Оригинальность жанровой природы «Чёрного араба» отразилась и в особенностях организации повествования. Жанрово-композиционная структура повести-сказки М. Пришвина неоднородна, в ней рельефно выделяются два плана повествования, противопоставленные как с точки зрения содержания, так и с точки зрения формы. Первый план – фабульный, «реальный»; на его уровне излагается путевая событийная канва: встречи в дороге («Длинное ухо»), ночлег в степи («Пегатый»), приручение орла («Орёл»), пир («Волки и овцы») и т. д.; субъект речи здесь персонифицирован, повествование ведётся от первого лица, повествователь – реальный участник описываемых событий, который входит в изображаемый мир наряду с другими персонажами. Второй план – внефабульный, «лирический» – ориентирован на выявление связи авторского «я», которое осознаётся как микрокосм, с макрокосмом – миром, где существует и осуществляется связь всего живого. На этом уровне повествование ведётся обобщённо; субъект речи не выявляет себя ни в местоименных, ни в глагольных формах лица и не соотносится прямо с повествователем фабульного плана. В потоке повествования указанные композиционные планы – фабульный («реальный») и внефабульный («лирический») – оказываются тесно слитыми, но структурно они резко разграничены. Наиболее отчётлива грань между ними в начале и конце произведения (лирический зачин и лирическая концовка); по мере же развёртывания повествования связь между ними усложняется.

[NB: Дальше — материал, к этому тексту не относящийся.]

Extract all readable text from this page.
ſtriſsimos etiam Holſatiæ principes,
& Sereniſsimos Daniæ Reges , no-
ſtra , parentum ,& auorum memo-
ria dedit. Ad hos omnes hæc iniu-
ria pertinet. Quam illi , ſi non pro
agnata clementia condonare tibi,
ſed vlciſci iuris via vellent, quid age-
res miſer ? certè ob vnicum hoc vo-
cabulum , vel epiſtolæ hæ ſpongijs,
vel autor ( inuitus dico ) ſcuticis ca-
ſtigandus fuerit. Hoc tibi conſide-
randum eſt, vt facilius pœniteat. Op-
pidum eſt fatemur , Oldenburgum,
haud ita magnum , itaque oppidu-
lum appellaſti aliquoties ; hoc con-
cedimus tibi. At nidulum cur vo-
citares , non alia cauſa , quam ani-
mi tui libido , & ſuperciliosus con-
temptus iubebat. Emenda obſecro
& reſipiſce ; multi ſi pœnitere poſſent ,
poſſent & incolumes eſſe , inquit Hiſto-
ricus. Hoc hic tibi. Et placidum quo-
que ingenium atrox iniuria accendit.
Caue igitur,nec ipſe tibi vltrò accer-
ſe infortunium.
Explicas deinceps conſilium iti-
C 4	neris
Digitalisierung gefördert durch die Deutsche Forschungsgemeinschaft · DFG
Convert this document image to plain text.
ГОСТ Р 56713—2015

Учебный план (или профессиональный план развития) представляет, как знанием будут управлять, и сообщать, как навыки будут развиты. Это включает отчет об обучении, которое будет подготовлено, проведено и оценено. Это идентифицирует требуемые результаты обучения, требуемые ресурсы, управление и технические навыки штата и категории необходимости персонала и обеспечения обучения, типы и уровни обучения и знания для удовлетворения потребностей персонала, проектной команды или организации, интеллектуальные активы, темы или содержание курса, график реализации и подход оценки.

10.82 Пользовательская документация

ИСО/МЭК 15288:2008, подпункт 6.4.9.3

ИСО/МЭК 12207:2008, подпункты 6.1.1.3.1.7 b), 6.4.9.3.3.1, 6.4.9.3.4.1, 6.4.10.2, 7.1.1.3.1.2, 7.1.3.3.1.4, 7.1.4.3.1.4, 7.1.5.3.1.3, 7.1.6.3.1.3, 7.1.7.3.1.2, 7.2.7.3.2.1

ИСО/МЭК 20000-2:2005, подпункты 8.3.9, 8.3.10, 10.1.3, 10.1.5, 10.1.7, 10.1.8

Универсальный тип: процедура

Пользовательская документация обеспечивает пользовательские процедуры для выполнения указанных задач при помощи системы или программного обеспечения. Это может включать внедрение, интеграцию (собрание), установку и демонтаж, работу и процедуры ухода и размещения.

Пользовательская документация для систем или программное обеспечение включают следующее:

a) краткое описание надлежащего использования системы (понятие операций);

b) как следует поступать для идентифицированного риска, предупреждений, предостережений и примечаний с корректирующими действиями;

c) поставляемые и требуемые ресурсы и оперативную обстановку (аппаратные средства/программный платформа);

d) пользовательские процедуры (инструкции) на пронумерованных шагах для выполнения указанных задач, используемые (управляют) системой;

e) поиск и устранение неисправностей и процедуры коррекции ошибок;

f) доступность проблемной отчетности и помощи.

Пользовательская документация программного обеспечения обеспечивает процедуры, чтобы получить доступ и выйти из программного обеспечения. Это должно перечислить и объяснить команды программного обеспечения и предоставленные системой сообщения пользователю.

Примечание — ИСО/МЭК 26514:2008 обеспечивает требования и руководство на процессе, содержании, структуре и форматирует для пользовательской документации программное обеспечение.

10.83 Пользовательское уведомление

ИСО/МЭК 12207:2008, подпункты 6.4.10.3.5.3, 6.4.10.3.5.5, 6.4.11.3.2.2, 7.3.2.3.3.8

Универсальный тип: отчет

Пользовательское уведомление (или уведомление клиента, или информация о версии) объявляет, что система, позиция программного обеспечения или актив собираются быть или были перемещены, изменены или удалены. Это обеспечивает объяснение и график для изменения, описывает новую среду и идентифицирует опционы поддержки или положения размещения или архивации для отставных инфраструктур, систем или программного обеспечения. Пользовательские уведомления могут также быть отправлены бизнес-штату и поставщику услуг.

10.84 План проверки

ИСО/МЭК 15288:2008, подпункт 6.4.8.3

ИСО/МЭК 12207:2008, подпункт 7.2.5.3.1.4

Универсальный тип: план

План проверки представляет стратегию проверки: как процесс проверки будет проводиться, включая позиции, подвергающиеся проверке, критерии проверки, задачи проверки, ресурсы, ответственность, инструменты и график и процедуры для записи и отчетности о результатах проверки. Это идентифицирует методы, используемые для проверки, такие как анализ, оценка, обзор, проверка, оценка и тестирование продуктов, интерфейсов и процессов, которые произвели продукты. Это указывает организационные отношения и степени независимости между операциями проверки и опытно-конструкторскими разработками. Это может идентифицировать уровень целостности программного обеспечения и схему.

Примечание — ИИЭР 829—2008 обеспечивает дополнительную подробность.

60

Открывает повествование торжественный, лирический зачин, развивающий тему крылатой новости и серо-красной пустыни – царства звёзд и тишины: «Сама родится новость в степи или прибежит из других стран – всё равно: она крылатая мчится от всадника к всаднику, от аула к аулу… Лишь у границы степи и настоящей пустыни новость чахнет, как ковыль без воды. И рассказывают, будто земля лежит без травы и новостей серо-красная, и такая там тишина, что звёзды не боятся и спускаются на самый низ»10. В приподнятом, поэтизированном характере речи ощущается явный сдвиг, нарушение нейтральной повествовательной нормы. Высказывание даётся в объективированной, безличной манере изложения. Развёрнутая метафоризация, изощрённый ритмический рисунок, вкрапление восточных экзотизмов (джигит, аул, хабар бар) создают яркую экспрессивность, лирическую модальность повествования.
К лирическому зачину непосредственно примыкает повествовательный отрезок фабульного плана, содержащий экспозицию: «Добрые люди мне посоветовали на время пути назваться арабом, и будто бы я еду из Мекки, а куда – неизвестно…» [с. 502]. Никакой прямой связи (перехода) между этими двумя отрывками нет: резко меняются тема, тональность, речевая организация сообщения, называется субъект речи, намечается событийная канва, – отрезки самостоятельны и независимы.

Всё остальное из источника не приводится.